If the person wanting to become Guardian Advocate has been convicted of a felony, the Court will not appoint them. Further, if the person has ever been judicially determined to have committed abuse, abandonment, or neglect against a child defined by Florida Law, they will not be able to act as a Guardian Advocate.

On a side note, anyone appointed as Guardian Advocate, must have submitted to a criminal background investigation and have completed a short course taught by a court-approved agency. The Initial Report is due to be filed within 60 days of appointment and the first annual report is due to be filed annually.

What Will a Florida Guardian Advocacy Legal Document Preparer do for Me?

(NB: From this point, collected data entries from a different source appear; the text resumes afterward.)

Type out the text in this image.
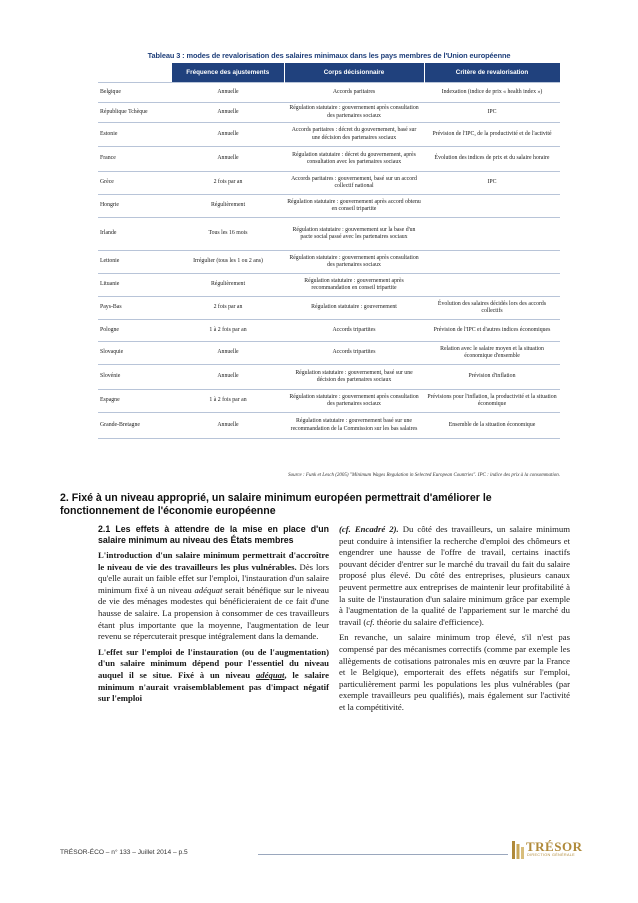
Tableau 3 : modes de revalorisation des salaires minimaux dans les pays membres de l'Union européenne
	Fréquence des ajustements	Corps décisionnaire	Critère de revalorisation
Belgique	Annuelle	Accords paritaires	Indexation (indice de prix « health index »)
République Tchèque	Annuelle	Régulation statutaire : gouvernement après consultation des partenaires sociaux	IPC
Estonie	Annuelle	Accords paritaires : décret du gouvernement, basé sur une décision des partenaires sociaux	Prévision de l'IPC, de la productivité et de l'activité
France	Annuelle	Régulation statutaire : décret du gouvernement, après consultation avec les partenaires sociaux	Évolution des indices de prix et du salaire horaire
Grèce	2 fois par an	Accords paritaires : gouvernement, basé sur un accord collectif national	IPC
Hongrie	Régulièrement	Régulation statutaire : gouvernement après accord obtenu en conseil tripartite	
Irlande	Tous les 16 mois	Régulation statutaire : gouvernement sur la base d'un pacte social passé avec les partenaires sociaux	
Lettonie	Irrégulier (tous les 1 ou 2 ans)	Régulation statutaire : gouvernement après consultation des partenaires sociaux	
Lituanie	Régulièrement	Régulation statutaire : gouvernement après recommandation en conseil tripartite	
Pays-Bas	2 fois par an	Régulation statutaire : gouvernement	Évolution des salaires décidés lors des accords collectifs
Pologne	1 à 2 fois par an	Accords tripartites	Prévision de l'IPC et d'autres indices économiques
Slovaquie	Annuelle	Accords tripartites	Relation avec le salaire moyen et la situation économique d'ensemble
Slovénie	Annuelle	Régulation statutaire : gouvernement, basé sur une décision des partenaires sociaux	Prévision d'inflation
Espagne	1 à 2 fois par an	Régulation statutaire : gouvernement après consultation des partenaires sociaux	Prévisions pour l'inflation, la productivité et la situation économique
Grande-Bretagne	Annuelle	Régulation statutaire : gouvernement basé sur une recommandation de la Commission sur les bas salaires	Ensemble de la situation économique
Source : Funk et Lesch (2005) "Minimum Wages Regulation in Selected European Countries". IPC : indice des prix à la consommation.
2. Fixé à un niveau approprié, un salaire minimum européen permettrait d'améliorer le fonctionnement de l'économie européenne
2.1 Les effets à attendre de la mise en place d'un salaire minimum au niveau des États membres

L'introduction d'un salaire minimum permettrait d'accroître le niveau de vie des travailleurs les plus vulnérables. Dès lors qu'elle aurait un faible effet sur l'emploi, l'instauration d'un salaire minimum fixé à un niveau adéquat serait bénéfique sur le niveau de vie des ménages modestes qui bénéficieraient de ce fait d'une hausse de salaire. La propension à consommer de ces travailleurs étant plus importante que la moyenne, l'augmentation de leur revenu se répercuterait presque intégralement dans la demande.

L'effet sur l'emploi de l'instauration (ou de l'augmentation) d'un salaire minimum dépend pour l'essentiel du niveau auquel il se situe. Fixé à un niveau adéquat, le salaire minimum n'aurait vraisemblablement pas d'impact négatif sur l'emploi

(cf. Encadré 2). Du côté des travailleurs, un salaire minimum peut conduire à intensifier la recherche d'emploi des chômeurs et engendrer une hausse de l'offre de travail, certains inactifs pouvant décider d'entrer sur le marché du travail du fait du salaire proposé plus élevé. Du côté des entreprises, plusieurs canaux peuvent permettre aux entreprises de maintenir leur profitabilité à la suite de l'instauration d'un salaire minimum grâce par exemple à l'augmentation de la qualité de l'appariement sur le marché du travail (cf. théorie du salaire d'efficience).

En revanche, un salaire minimum trop élevé, s'il n'est pas compensé par des mécanismes correctifs (comme par exemple les allègements de cotisations patronales mis en œuvre par la France et le Belgique), emporterait des effets négatifs sur l'emploi, particulièrement parmi les populations les plus vulnérables (par exemple travailleurs peu qualifiés), mais également sur l'activité et la compétitivité.

TRÉSOR-ÉCO – n° 133 – Juillet 2014 – p.5	TRÉSOR
DIRECTION GÉNÉRALE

The Florida Legal Document Preparer versed in Guardian Advocacy will assist you in preparing the following forms, just to name a few:

  • Application for Appointment as Guardian Advocate
  • Petition for Appointment of Guardian Advocate
  • Petition for Appointment Advocate of the Person
  • Order Appointing Attorney
  • Oath of Guardian Advocate; Designation and Acceptance of Resident Agent
  • Order appointing Guardian Advocate of the Person
  • Letters of Guardian Advocacy of the Person
  • Initial Guardian Advocacy Plan of the Person
  • Order Approving Initial Guardian Advocacy Plan of the Person

If you decide to hire South Florida Legal Doc Prep Services to assist in your Guardian Advocacy legal document preparation, we will offer you a low-cost flat fee in addition to filing the documents at Court. Additionally, once you are ready to file your first Annual Guardian Advocacy Plan and Order Approving Annual Guardian Advocacy Plan, we will be certain to offer you a discounted price.

This blog does not constitute legal advice and does not establish an attorney-client relationship.

If you need legal advice, please contact a lawyer directly.